Los académicos somos trabajadores de la palabra. Nuestras materias primas, nuestros procesos y los productos de nuestra labor son fundamentalmente construcciones lingüísticas. Somos artesanos de la gran casa que habitamos los humanos, que está hecha, ante todo, de significados.
Democracia es una palabra que remite a un significado, es el gobierno del pueblo. Pero, más allá de ello, es el paso de la violencia a la palabra como medio para tramitar las diferencias y decidir el rumbo de los asuntos colectivos. En Colombia, después de 200 años de vida republicana, no hemos logrado, todavía, conquistar esta fase como sociedad.
La violencia que casi acaba con la vida del precandidato a la presidencia Miguel Uribe Turbay, no surgió en el país hace tres años, ni es algo que deba sorprendernos, todo lo contrario, desde hace 200 años que se fundó nuestro joven país, las violencias estructurales concentran el poder y las riquezas en manos de unos pocos, y han mantenido al país en una guerra permanente en la que mueren todos los días, especialmente, sus jóvenes y sus niños. Estas violencias estructurales han sido el origen de las violencias directas como las que acabaron con la vida de varios candidatos a la presidencia a fines del siglo pasado y casi acaban con la vida de otro precandidato a la presidencia el pasado sábado en la capital del país.

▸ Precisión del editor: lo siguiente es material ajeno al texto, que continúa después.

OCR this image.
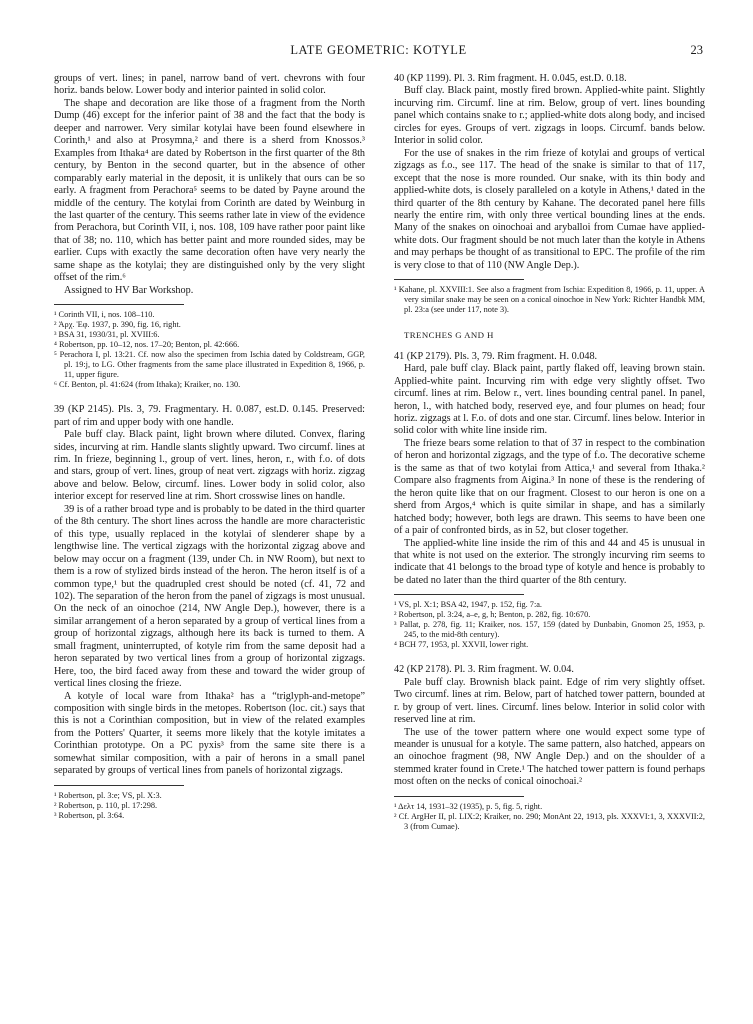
LATE GEOMETRIC: KOTYLE	23

groups of vert. lines; in panel, narrow band of vert. chevrons with four horiz. bands below. Lower body and interior painted in solid color.

The shape and decoration are like those of a fragment from the North Dump (46) except for the inferior paint of 38 and the fact that the body is deeper and narrower. Very similar kotylai have been found elsewhere in Corinth,¹ and also at Prosymna,² and there is a sherd from Knossos.³ Examples from Ithaka⁴ are dated by Robertson in the first quarter of the 8th century, by Benton in the second quarter, but in the absence of other comparably early material in the deposit, it is unlikely that ours can be so early. A fragment from Perachora⁵ seems to be dated by Payne around the middle of the century. The kotylai from Corinth are dated by Weinburg in the last quarter of the century. This seems rather late in view of the evidence from Perachora, but Corinth VII, i, nos. 108, 109 have rather poor paint like that of 38; no. 110, which has better paint and more rounded sides, may be earlier. Cups with exactly the same decoration often have very nearly the same shape as the kotylai; they are distinguished only by the very slight offset of the rim.⁶

Assigned to HV Bar Workshop.

¹ Corinth VII, i, nos. 108–110.

² Ἀρχ. Ἐφ. 1937, p. 390, fig. 16, right.

³ BSA 31, 1930/31, pl. XVIII:6.

⁴ Robertson, pp. 10–12, nos. 17–20; Benton, pl. 42:666.

⁵ Perachora I, pl. 13:21. Cf. now also the specimen from Ischia dated by Coldstream, GGP, pl. 19:j, to LG. Other fragments from the same place illustrated in Expedition 8, 1966, p. 11, upper figure.

⁶ Cf. Benton, pl. 41:624 (from Ithaka); Kraiker, no. 130.

39 (KP 2145). Pls. 3, 79. Fragmentary. H. 0.087, est.D. 0.145. Preserved: part of rim and upper body with one handle.

Pale buff clay. Black paint, light brown where diluted. Convex, flaring sides, incurving at rim. Handle slants slightly upward. Two circumf. lines at rim. In frieze, beginning l., group of vert. lines, heron, r., with f.o. of dots and stars, group of vert. lines, group of neat vert. zigzags with horiz. zigzag above and below. Below, circumf. lines. Lower body in solid color, also interior except for reserved line at rim. Short crosswise lines on handle.

39 is of a rather broad type and is probably to be dated in the third quarter of the 8th century. The short lines across the handle are more characteristic of this type, usually replaced in the kotylai of slenderer shape by a lengthwise line. The vertical zigzags with the horizontal zigzag above and below may occur on a fragment (139, under Ch. in NW Room), but next to them is a row of stylized birds instead of the heron. The heron itself is of a common type,¹ but the quadrupled crest should be noted (cf. 41, 72 and 102). The separation of the heron from the panel of zigzags is most unusual. On the neck of an oinochoe (214, NW Angle Dep.), however, there is a similar arrangement of a heron separated by a group of vertical lines from a group of horizontal zigzags, although here its back is turned to them. A small fragment, uninterrupted, of kotyle rim from the same deposit had a heron separated by two vertical lines from a group of horizontal zigzags. Here, too, the bird faced away from these and toward the wider group of vertical lines closing the frieze.

A kotyle of local ware from Ithaka² has a “triglyph-and-metope” composition with single birds in the metopes. Robertson (loc. cit.) says that this is not a Corinthian composition, but in view of the related examples from the Potters' Quarter, it seems more likely that the kotyle imitates a Corinthian prototype. On a PC pyxis³ from the same site there is a somewhat similar composition, with a pair of herons in a small panel separated by groups of vertical lines from panels of horizontal zigzags.

¹ Robertson, pl. 3:e; VS, pl. X:3.

² Robertson, p. 110, pl. 17:298.

³ Robertson, pl. 3:64.

40 (KP 1199). Pl. 3. Rim fragment. H. 0.045, est.D. 0.18.

Buff clay. Black paint, mostly fired brown. Applied-white paint. Slightly incurving rim. Circumf. line at rim. Below, group of vert. lines bounding panel which contains snake to r.; applied-white dots along body, and incised circles for eyes. Groups of vert. zigzags in loops. Circumf. bands below. Interior in solid color.

For the use of snakes in the rim frieze of kotylai and groups of vertical zigzags as f.o., see 117. The head of the snake is similar to that of 117, except that the nose is more rounded. Our snake, with its thin body and applied-white dots, is closely paralleled on a kotyle in Athens,¹ dated in the third quarter of the 8th century by Kahane. The decorated panel here fills nearly the entire rim, with only three vertical bounding lines at the ends. Many of the snakes on oinochoai and aryballoi from Cumae have applied-white dots. Our fragment should be not much later than the kotyle in Athens and may perhaps be thought of as transitional to EPC. The profile of the rim is very close to that of 110 (NW Angle Dep.).

¹ Kahane, pl. XXVIII:1. See also a fragment from Ischia: Expedition 8, 1966, p. 11, upper. A very similar snake may be seen on a conical oinochoe in New York: Richter Handbk MM, pl. 23:a (see under 117, note 3).

TRENCHES G AND H

41 (KP 2179). Pls. 3, 79. Rim fragment. H. 0.048.

Hard, pale buff clay. Black paint, partly flaked off, leaving brown stain. Applied-white paint. Incurving rim with edge very slightly offset. Two circumf. lines at rim. Below r., vert. lines bounding central panel. In panel, heron, l., with hatched body, reserved eye, and four plumes on head; four horiz. zigzags at l. F.o. of dots and one star. Circumf. lines below. Interior in solid color with white line inside rim.

The frieze bears some relation to that of 37 in respect to the combination of heron and horizontal zigzags, and the type of f.o. The decorative scheme is the same as that of two kotylai from Attica,¹ and several from Ithaka.² Compare also fragments from Aigina.³ In none of these is the rendering of the heron quite like that on our fragment. Closest to our heron is one on a sherd from Argos,⁴ which is quite similar in shape, and has a similarly hatched body; however, both legs are drawn. This seems to have been one of a pair of confronted birds, as in 52, but closer together.

The applied-white line inside the rim of this and 44 and 45 is unusual in that white is not used on the exterior. The strongly incurving rim seems to indicate that 41 belongs to the broad type of kotyle and hence is probably to be dated no later than the third quarter of the 8th century.

¹ VS, pl. X:1; BSA 42, 1947, p. 152, fig. 7:a.

² Robertson, pl. 3:24, a–e, g, h; Benton, p. 282, fig. 10:670.

³ Pallat, p. 278, fig. 11; Kraiker, nos. 157, 159 (dated by Dunbabin, Gnomon 25, 1953, p. 245, to the mid-8th century).

⁴ BCH 77, 1953, pl. XXVII, lower right.

42 (KP 2178). Pl. 3. Rim fragment. W. 0.04.

Pale buff clay. Brownish black paint. Edge of rim very slightly offset. Two circumf. lines at rim. Below, part of hatched tower pattern, bounded at r. by group of vert. lines. Circumf. lines below. Interior in solid color with reserved line at rim.

The use of the tower pattern where one would expect some type of meander is unusual for a kotyle. The same pattern, also hatched, appears on an oinochoe fragment (98, NW Angle Dep.) and on the shoulder of a stemmed krater found in Crete.¹ The hatched tower pattern is found perhaps most often on the necks of conical oinochoai.²

¹ Δελτ 14, 1931–32 (1935), p. 5, fig. 5, right.

² Cf. ArgHer II, pl. LIX:2; Kraiker, no. 290; MonAnt 22, 1913, pls. XXXVI:1, 3, XXXVII:2, 3 (from Cumae).
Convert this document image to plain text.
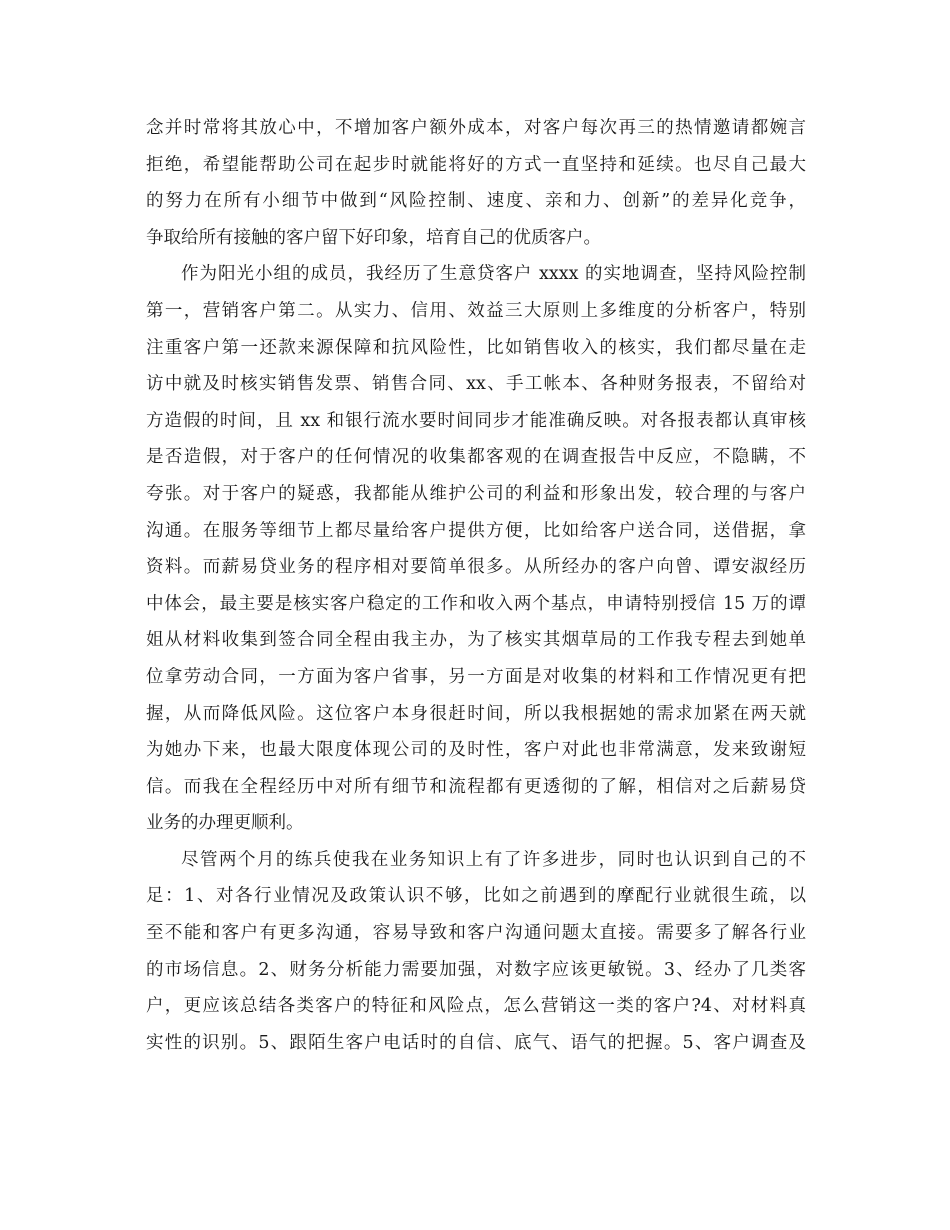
念并时常将其放心中，不增加客户额外成本，对客户每次再三的热情邀请都婉言
拒绝，希望能帮助公司在起步时就能将好的方式一直坚持和延续。也尽自己最大
的努力在所有小细节中做到“风险控制、速度、亲和力、创新”的差异化竞争，
争取给所有接触的客户留下好印象，培育自己的优质客户。
作为阳光小组的成员，我经历了生意贷客户 xxxx 的实地调查，坚持风险控制
第一，营销客户第二。从实力、信用、效益三大原则上多维度的分析客户，特别
注重客户第一还款来源保障和抗风险性，比如销售收入的核实，我们都尽量在走
访中就及时核实销售发票、销售合同、xx、手工帐本、各种财务报表，不留给对
方造假的时间，且 xx 和银行流水要时间同步才能准确反映。对各报表都认真审核
是否造假，对于客户的任何情况的收集都客观的在调查报告中反应，不隐瞒，不
夸张。对于客户的疑惑，我都能从维护公司的利益和形象出发，较合理的与客户
沟通。在服务等细节上都尽量给客户提供方便，比如给客户送合同，送借据，拿
资料。而薪易贷业务的程序相对要简单很多。从所经办的客户向曾、谭安淑经历
中体会，最主要是核实客户稳定的工作和收入两个基点，申请特别授信 15 万的谭
姐从材料收集到签合同全程由我主办，为了核实其烟草局的工作我专程去到她单
位拿劳动合同，一方面为客户省事，另一方面是对收集的材料和工作情况更有把
握，从而降低风险。这位客户本身很赶时间，所以我根据她的需求加紧在两天就
为她办下来，也最大限度体现公司的及时性，客户对此也非常满意，发来致谢短
信。而我在全程经历中对所有细节和流程都有更透彻的了解，相信对之后薪易贷
业务的办理更顺利。
尽管两个月的练兵使我在业务知识上有了许多进步，同时也认识到自己的不
足：1、对各行业情况及政策认识不够，比如之前遇到的摩配行业就很生疏，以
至不能和客户有更多沟通，容易导致和客户沟通问题太直接。需要多了解各行业
的市场信息。2、财务分析能力需要加强，对数字应该更敏锐。3、经办了几类客
户，更应该总结各类客户的特征和风险点，怎么营销这一类的客户?4、对材料真
实性的识别。5、跟陌生客户电话时的自信、底气、语气的把握。5、客户调查及
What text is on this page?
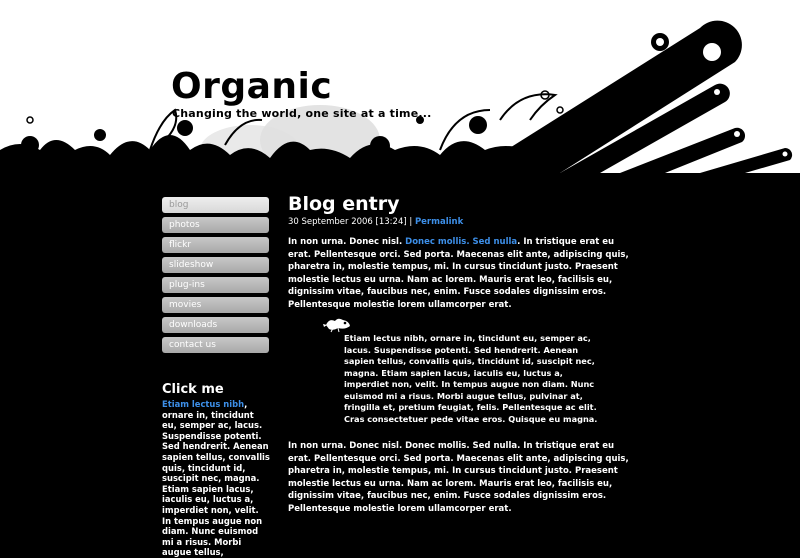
Organic
Changing the world, one site at a time...
blog
photos
flickr
slideshow
plug-ins
movies
downloads
contact us
Click me

Etiam lectus nibh, ornare in, tincidunt eu, semper ac, lacus. Suspendisse potenti. Sed hendrerit. Aenean sapien tellus, convallis quis, tincidunt id, suscipit nec, magna. Etiam sapien lacus, iaculis eu, luctus a, imperdiet non, velit. In tempus augue non diam. Nunc euismod mi a risus. Morbi augue tellus,

Blog entry
30 September 2006 [13:24] | Permalink

In non urna. Donec nisl. Donec mollis. Sed nulla. In tristique erat eu erat. Pellentesque orci. Sed porta. Maecenas elit ante, adipiscing quis, pharetra in, molestie tempus, mi. In cursus tincidunt justo. Praesent molestie lectus eu urna. Nam ac lorem. Mauris erat leo, facilisis eu, dignissim vitae, faucibus nec, enim. Fusce sodales dignissim eros. Pellentesque molestie lorem ullamcorper erat.

Etiam lectus nibh, ornare in, tincidunt eu, semper ac, lacus. Suspendisse potenti. Sed hendrerit. Aenean sapien tellus, convallis quis, tincidunt id, suscipit nec, magna. Etiam sapien lacus, iaculis eu, luctus a, imperdiet non, velit. In tempus augue non diam. Nunc euismod mi a risus. Morbi augue tellus, pulvinar at, fringilla et, pretium feugiat, felis. Pellentesque ac elit. Cras consectetuer pede vitae eros. Quisque eu magna.

In non urna. Donec nisl. Donec mollis. Sed nulla. In tristique erat eu erat. Pellentesque orci. Sed porta. Maecenas elit ante, adipiscing quis, pharetra in, molestie tempus, mi. In cursus tincidunt justo. Praesent molestie lectus eu urna. Nam ac lorem. Mauris erat leo, facilisis eu, dignissim vitae, faucibus nec, enim. Fusce sodales dignissim eros. Pellentesque molestie lorem ullamcorper erat.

El modus operandi del atentado del sábado anterior, un atentado sicarial usando jóvenes y niños de barrios de miseria, fue el mismo con el que la extrema derecha colombiana, aliada con el narcotráfico, cometió a fines del siglo XX un genocidio que eliminó un partido político surgido de un proceso de paz, y es el mismo modus operandi que ha sido empleado para matar a los firmantes de los Acuerdos de La Habana y a líderes sociales después del más reciente proceso de paz.
Se equivocan quienes dicen que la violencia en Colombia se resuelve bajando el tono de la voz, silenciando la denuncia de ciertos hechos con sus responsables, o dejando de llamar a las cosas por su nombre. Una correcta comprensión de la democracia implica entender que en su diseño mismo está el esquema gobierno-oposición y que los llamados pesos y contrapesos son mecanismos para tramitar los conflictos, no para disimularlos o negarlos. Las democracias vivas y vigorosas se caracterizan por tener partidos políticos fuertes, opuestos entre sí, que debaten con vehemencia en sus parlamentos y por medio de los medios masivos de comunicación, y que se alternan el poder del Estado según lo determinan periódicamente sus electores. La política, como nos lo enseña Martha Nussbaum, es la tierra de las emociones, y la indignación es una de ellas.
La violencia inaceptable, que todos debemos rechazar, es la delincuencial, la eliminación física del contrario para silenciarlo. La política, en el mejor sentido, es el uso de la palabra y los mecanismos democráticos para exhibir las diferencias en la gestión de lo público. El paso decisivo de la violencia a la política es el abandono de la tentación de eliminar físicamente al contrario, no el silenciamiento de las ideas ni la decoración del discurso. Los que amenazan la democracia en Colombia son quienes pretenden que el Estado se mantenga al servicio de la inequidad y el favorecimiento de los privilegiados y sus violencias estructurales, que en Colombia han sido los mismos que durante nuestros 200 años de vida republicana han eliminado físicamente a sus adversarios políticos.
*Las opiniones expresadas en este espacio no comprometen el pensamiento institucional.